Aun así, como había rogado tan fervientemente que le permitieran vivir con Padre, desde los ocho hasta los trece años él e Issib pasaban casi todos los fines de semana en casa de Wetchik, y se familiarizaron tanto con ella como con la casa que Rasa tenía en la ciudad. Padre les exigía que trabajaran con ahínco, experimentando lo que hace un hombre para ganarse la vida, de modo que sus fines de semana no eran festivos. «Estudias seis días, trabajando con la mente mientras tu cuerpo se toma vacaciones. Aquí trabajarás en los establos e invernáculos, trabajando con el cuerpo mientras tu mente aprende la paz que proviene del trabajo honesto.»
Así hablaba Padre, una especie de continua perorata. Madre decía que adoptaba este tono porque no sabía hablar naturalmente con los niños. Pero Nafai había oído suficientes conversaciones adultas para saber que Padre hablaba así con todos excepto con Rasa.

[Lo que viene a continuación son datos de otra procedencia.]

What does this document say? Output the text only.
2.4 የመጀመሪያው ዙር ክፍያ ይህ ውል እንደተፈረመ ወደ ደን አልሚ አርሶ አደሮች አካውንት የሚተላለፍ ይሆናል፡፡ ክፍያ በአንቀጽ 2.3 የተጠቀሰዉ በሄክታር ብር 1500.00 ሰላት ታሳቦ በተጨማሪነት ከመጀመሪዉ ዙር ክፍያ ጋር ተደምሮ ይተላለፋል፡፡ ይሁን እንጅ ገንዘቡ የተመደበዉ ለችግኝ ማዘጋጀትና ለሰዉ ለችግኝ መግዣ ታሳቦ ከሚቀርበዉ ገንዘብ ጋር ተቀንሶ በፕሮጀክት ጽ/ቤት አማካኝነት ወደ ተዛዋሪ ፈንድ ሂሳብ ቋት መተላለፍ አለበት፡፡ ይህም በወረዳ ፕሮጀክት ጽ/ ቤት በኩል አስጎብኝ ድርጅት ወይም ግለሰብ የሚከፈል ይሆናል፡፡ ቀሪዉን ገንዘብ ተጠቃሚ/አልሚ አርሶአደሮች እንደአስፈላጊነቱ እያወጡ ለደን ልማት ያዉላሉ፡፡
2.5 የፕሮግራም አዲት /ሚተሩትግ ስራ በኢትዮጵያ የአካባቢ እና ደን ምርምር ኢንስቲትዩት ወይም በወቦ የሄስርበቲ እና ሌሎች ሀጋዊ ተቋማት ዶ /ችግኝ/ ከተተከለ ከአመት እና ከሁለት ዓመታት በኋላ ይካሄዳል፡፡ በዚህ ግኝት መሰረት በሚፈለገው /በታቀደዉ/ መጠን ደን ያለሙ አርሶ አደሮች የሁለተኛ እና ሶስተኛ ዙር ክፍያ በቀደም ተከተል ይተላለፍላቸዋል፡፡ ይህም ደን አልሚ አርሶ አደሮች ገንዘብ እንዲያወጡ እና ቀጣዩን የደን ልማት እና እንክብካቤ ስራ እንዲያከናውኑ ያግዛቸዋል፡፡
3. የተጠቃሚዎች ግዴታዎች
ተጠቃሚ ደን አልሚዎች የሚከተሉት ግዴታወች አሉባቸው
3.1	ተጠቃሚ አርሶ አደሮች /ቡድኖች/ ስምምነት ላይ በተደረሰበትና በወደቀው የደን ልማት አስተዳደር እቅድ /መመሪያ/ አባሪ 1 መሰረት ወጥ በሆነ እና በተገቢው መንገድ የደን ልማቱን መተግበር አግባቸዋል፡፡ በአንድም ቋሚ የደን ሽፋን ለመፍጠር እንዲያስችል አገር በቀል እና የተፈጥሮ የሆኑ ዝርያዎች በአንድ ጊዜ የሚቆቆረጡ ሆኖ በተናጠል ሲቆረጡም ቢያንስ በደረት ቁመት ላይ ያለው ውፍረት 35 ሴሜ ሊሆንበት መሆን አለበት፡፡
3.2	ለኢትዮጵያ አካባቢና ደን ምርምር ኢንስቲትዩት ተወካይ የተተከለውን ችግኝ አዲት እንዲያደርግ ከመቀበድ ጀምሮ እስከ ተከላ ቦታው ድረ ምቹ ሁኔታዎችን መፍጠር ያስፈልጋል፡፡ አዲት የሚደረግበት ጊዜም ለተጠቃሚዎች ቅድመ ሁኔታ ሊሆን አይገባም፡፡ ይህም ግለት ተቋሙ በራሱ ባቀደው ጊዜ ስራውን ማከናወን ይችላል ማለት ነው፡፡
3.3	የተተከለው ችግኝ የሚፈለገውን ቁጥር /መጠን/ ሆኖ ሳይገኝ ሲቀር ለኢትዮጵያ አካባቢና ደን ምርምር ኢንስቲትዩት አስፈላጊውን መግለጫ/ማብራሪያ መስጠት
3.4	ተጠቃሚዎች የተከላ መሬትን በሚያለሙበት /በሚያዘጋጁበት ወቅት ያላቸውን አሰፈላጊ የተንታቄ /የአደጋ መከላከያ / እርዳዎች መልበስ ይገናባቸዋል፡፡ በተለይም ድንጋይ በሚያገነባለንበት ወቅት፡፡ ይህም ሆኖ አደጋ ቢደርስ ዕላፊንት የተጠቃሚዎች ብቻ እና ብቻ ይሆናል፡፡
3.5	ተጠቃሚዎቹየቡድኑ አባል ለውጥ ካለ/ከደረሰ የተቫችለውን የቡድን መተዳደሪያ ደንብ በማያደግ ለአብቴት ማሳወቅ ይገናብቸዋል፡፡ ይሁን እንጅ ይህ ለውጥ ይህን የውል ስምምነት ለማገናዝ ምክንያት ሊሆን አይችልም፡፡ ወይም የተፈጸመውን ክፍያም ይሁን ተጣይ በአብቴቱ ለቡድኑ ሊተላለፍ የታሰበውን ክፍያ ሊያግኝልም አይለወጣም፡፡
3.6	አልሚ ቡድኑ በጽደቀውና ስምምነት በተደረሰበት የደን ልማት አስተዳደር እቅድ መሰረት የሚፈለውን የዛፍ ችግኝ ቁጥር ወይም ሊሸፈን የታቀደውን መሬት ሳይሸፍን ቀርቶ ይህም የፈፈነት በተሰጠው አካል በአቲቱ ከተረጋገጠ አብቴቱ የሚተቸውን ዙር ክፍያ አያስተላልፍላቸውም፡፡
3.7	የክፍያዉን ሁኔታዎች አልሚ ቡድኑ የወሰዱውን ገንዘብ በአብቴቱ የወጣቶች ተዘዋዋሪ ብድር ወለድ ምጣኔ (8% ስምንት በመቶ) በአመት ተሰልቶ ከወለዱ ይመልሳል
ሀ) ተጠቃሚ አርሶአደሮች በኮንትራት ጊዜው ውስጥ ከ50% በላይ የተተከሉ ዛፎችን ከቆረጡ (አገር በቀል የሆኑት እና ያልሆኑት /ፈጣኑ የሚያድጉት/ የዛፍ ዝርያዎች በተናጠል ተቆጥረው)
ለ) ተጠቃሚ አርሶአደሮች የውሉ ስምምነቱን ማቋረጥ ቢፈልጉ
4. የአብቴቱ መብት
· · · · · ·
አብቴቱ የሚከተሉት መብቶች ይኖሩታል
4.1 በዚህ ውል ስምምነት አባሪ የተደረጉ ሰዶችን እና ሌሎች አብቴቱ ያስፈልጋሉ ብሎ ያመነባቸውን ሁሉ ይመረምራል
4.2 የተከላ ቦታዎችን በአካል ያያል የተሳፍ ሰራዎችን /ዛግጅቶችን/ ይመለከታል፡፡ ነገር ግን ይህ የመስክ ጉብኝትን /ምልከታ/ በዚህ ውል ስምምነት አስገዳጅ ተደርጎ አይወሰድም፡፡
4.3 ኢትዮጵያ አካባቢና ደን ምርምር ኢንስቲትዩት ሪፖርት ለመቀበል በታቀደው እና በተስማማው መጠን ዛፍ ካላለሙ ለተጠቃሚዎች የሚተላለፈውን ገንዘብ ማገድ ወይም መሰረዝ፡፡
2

Padre nunca estaba a sus anchas, nunca era él mismo con nadie; pero con los años Nafai también aprendió que Padre, por muy pomposo y grandilocuente que fuera, no era tonto; sus palabras nunca eran hueras, estúpidas ni ignorantes. Así hablaba un hombre, pensaba Nafai cuando era pequeño, de forma que practicaba un estilo elegante y se esmeraba por aprender el emeznetyi clásico, además del bassyat coloquial que era el idioma de las artes y el comercio de Basílica. Últimamente Nafai había comprendido que para comunicarse con la gente real tenía que hablar el idioma común, pero los ritmos y melodías del emeznetyi aún se traslucían en sus escritos y su habla. Incluso en las estúpidas bromas que provocaban la ira de Elemak.
—Acabo de comprender una cosa —dijo Nafai.
Issib no respondió. Iba tan adelante que Nafai no supo si le había oído. Pero Nafai continuó de todos modos, hablando en voz aún más baja, quizá porque sólo se lo decía a sí mismo.
—Creo que digo esas cosas que enfurecen tanto a los demás no por ganas de molestar, sino porque se me ocurre un modo ingenioso de expresarlas. Es como un arte, pensar en el modo perfecto de expresar una idea, y cuando lo piensas tienes que decirlo, porque las palabras no existen hasta que las dices.
—Un arte bastante endeble, Nyef, y te aconsejaría que lo abandones antes de que alguien te mate por su causa. Vaya, Issib sí estaba escuchando.
—Para ser un sujeto tan fuerte y robusto, tardas bastante en subir por el Camino del Risco hasta la Calle del Mercado —comentó Issib.